Blood Glacier | |
Native Name: | Blutgletscher |
Director: | Marvin Kren |
Starring: | Gerhard Liebmann, Edita Malovcic, Brigitte Kren |
Music: | Stefan Will, Marco Dreckkötter |
Cinematography: | Moritz Schultheiß |
Editing: | Daniel Prochaska |
Studio: | Allegro Film, Filmfonds Wien, Filmstandort Austria |
Runtime: | 98 minutes |
Country: | Austria |
Language: | German |
Blood Glacier (also known as Blutgletscher, Glazius, and The Station) is a 2013 Austrian horror film directed by Marvin Kren. The movie had its world premiere at the Toronto International Film Festival on September 6, 2013 and had a limited theatrical release in the United States on May 2, 2014. It stars Gerhard Liebmann as a researcher faced with a strange liquid that poses a threat to anything living.[1]
Janek (Gerhard Liebmann) is a technician who works at a research station in the Austrian Alps. Small teams of scientists come to the station to study global warming. It seems that Janek does not get along well with the current team, as he prefers to keep to himself. One day Janek and the scientists discover a glacier covered in a strange red liquid that has odd effects on the surrounding wildlife. The scientists become excited as they realize that it takes root in the stomach and combines the DNA of the host animal with whatever it has ingested, often resulting in the creation of a hybrid creature that will, inevitably, burst from the animal’s interiors and wreak havoc on anyone that crosses their paths. But Janek is more wary of the liquid and the potential dangers it poses. His caution is soon proven to be warranted, as the group begins to fall prey to the hybrids created by the liquid. A supervisory visit by the climate minister is scheduled, and Janek is horrified when he finds that a former girlfriend of his is among the newcomers.
On Rotten Tomatoes the film has a rating of 45% on based on 22 reviews.[2] On Metacritic it has a score of 45% based on 9 reviews, indicating "mixed or average reviews".[3]
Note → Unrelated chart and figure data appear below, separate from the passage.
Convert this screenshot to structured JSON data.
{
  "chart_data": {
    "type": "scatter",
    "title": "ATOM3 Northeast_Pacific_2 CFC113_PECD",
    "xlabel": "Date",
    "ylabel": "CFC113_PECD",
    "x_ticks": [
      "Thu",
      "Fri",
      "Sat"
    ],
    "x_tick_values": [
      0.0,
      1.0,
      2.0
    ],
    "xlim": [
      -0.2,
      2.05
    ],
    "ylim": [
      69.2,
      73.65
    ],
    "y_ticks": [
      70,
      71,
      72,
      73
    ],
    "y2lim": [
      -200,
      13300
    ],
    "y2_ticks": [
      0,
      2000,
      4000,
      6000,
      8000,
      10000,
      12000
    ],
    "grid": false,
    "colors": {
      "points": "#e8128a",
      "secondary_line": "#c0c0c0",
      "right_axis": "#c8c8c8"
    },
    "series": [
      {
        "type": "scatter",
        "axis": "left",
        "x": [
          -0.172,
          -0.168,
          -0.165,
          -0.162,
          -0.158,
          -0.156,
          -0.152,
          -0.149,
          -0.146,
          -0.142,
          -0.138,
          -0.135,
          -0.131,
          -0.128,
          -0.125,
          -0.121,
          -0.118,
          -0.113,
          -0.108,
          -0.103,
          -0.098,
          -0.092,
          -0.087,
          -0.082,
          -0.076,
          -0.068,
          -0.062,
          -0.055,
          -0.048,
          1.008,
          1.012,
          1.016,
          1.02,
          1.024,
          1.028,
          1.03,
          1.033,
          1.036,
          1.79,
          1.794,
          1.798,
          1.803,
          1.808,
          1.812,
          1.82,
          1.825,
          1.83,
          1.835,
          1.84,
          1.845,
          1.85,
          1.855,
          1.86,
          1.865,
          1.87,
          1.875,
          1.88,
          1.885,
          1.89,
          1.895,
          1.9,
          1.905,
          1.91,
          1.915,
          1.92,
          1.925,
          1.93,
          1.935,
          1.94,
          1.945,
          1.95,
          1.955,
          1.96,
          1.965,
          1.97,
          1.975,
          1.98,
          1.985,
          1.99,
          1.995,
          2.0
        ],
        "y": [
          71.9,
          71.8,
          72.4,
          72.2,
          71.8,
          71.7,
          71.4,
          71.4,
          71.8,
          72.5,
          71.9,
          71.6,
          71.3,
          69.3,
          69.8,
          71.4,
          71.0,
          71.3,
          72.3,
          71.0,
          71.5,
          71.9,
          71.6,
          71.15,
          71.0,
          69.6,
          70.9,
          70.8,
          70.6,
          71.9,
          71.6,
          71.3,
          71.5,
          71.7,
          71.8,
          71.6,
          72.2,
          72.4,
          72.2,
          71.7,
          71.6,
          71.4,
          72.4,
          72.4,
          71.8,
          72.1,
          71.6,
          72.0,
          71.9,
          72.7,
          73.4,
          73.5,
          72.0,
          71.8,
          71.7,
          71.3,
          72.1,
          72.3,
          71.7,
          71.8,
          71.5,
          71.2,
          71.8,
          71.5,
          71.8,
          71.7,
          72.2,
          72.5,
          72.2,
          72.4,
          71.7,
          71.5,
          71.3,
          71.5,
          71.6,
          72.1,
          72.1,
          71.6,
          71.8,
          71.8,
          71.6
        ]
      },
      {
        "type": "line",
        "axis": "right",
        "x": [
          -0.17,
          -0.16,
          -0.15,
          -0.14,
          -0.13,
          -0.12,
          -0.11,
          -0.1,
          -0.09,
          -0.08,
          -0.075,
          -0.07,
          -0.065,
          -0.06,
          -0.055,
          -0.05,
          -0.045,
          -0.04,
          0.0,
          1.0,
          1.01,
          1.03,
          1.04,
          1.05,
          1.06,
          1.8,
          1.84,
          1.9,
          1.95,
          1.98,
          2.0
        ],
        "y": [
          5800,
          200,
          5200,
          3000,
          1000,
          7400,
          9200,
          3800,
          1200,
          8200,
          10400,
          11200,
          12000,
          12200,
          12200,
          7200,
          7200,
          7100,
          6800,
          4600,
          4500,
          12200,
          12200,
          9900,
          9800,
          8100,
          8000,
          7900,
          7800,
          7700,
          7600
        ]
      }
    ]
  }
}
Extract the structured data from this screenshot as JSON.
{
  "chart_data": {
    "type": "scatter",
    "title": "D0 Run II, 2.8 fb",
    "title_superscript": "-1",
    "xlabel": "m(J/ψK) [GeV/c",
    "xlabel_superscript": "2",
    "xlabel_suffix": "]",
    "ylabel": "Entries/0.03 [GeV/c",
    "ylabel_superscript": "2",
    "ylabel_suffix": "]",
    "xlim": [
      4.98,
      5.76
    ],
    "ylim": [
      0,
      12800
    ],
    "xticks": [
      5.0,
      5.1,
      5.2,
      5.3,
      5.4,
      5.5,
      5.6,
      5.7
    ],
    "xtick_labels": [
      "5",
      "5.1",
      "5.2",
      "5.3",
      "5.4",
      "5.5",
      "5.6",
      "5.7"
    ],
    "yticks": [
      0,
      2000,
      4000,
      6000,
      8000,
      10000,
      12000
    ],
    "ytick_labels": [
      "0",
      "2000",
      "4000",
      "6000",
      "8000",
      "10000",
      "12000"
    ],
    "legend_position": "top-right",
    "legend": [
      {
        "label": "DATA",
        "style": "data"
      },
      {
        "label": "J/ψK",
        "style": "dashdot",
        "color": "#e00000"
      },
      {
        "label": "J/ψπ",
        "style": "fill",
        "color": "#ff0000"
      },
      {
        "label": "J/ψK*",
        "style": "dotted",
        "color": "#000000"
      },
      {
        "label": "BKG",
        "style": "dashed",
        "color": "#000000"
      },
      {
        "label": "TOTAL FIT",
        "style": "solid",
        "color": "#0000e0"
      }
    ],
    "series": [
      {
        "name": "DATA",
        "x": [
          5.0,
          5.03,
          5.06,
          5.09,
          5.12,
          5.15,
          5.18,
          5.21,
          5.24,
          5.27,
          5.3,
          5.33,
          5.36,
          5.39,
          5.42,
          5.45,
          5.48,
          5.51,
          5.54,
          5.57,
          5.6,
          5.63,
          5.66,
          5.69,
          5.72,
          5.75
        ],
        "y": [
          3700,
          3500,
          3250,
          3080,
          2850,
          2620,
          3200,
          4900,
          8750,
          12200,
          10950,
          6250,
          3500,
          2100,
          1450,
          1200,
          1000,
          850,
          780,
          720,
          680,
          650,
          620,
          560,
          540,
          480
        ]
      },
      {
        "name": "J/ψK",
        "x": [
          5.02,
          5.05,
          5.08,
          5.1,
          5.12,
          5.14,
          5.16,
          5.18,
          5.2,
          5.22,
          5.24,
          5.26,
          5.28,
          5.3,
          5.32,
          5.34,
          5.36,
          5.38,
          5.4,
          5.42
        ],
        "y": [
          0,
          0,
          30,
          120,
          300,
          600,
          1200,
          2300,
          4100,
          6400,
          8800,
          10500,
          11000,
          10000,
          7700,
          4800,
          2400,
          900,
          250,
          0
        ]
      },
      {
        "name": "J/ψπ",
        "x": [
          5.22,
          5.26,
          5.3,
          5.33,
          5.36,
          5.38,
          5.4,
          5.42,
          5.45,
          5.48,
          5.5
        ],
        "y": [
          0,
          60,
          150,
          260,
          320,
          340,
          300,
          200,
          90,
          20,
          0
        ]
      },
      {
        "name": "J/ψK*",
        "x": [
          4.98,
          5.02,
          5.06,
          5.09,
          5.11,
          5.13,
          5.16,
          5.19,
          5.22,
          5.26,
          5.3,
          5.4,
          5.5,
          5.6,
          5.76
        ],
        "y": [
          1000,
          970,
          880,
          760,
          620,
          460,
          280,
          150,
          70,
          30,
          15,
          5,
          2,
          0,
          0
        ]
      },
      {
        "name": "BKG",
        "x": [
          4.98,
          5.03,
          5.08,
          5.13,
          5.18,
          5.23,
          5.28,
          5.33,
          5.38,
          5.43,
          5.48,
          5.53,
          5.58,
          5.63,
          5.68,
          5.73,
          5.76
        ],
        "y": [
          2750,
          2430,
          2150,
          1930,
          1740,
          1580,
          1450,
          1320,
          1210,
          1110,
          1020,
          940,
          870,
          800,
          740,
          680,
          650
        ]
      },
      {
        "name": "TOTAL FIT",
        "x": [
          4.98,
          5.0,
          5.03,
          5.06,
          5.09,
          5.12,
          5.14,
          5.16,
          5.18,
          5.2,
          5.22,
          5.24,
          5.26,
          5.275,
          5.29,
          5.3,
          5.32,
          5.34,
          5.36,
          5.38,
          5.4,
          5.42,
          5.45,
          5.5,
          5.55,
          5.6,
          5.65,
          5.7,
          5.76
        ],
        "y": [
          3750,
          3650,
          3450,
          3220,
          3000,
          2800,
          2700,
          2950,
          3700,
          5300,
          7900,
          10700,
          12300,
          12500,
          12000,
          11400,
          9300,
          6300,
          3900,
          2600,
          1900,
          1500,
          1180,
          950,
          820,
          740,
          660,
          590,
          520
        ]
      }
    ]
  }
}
Many reviewers made negative comparisons to John Carpenter's The Thing,[4] [5] [6] with IndieWire stating that "this low budget chiller is unable to capture the same kind of awe and terror that made "The Thing" so powerful, although its attempt to be more character-based and emphasis on practical effects is somewhat admirable."[7] Praise for the movie tended to center upon the movie's status as an eco-horror film, as multiple reviewers praised it for not being a "preachy diatribe" and for its monsters.[8] [9] The A.V. Club noted that while the film was very similar to other movies in the same genre, this worked in Blood Glacier's favor as it was "a movie viewers have seen dozens of times before, and will see again, with slight variations, because it embodies a fundamental quality of B-horror entertainment."[10]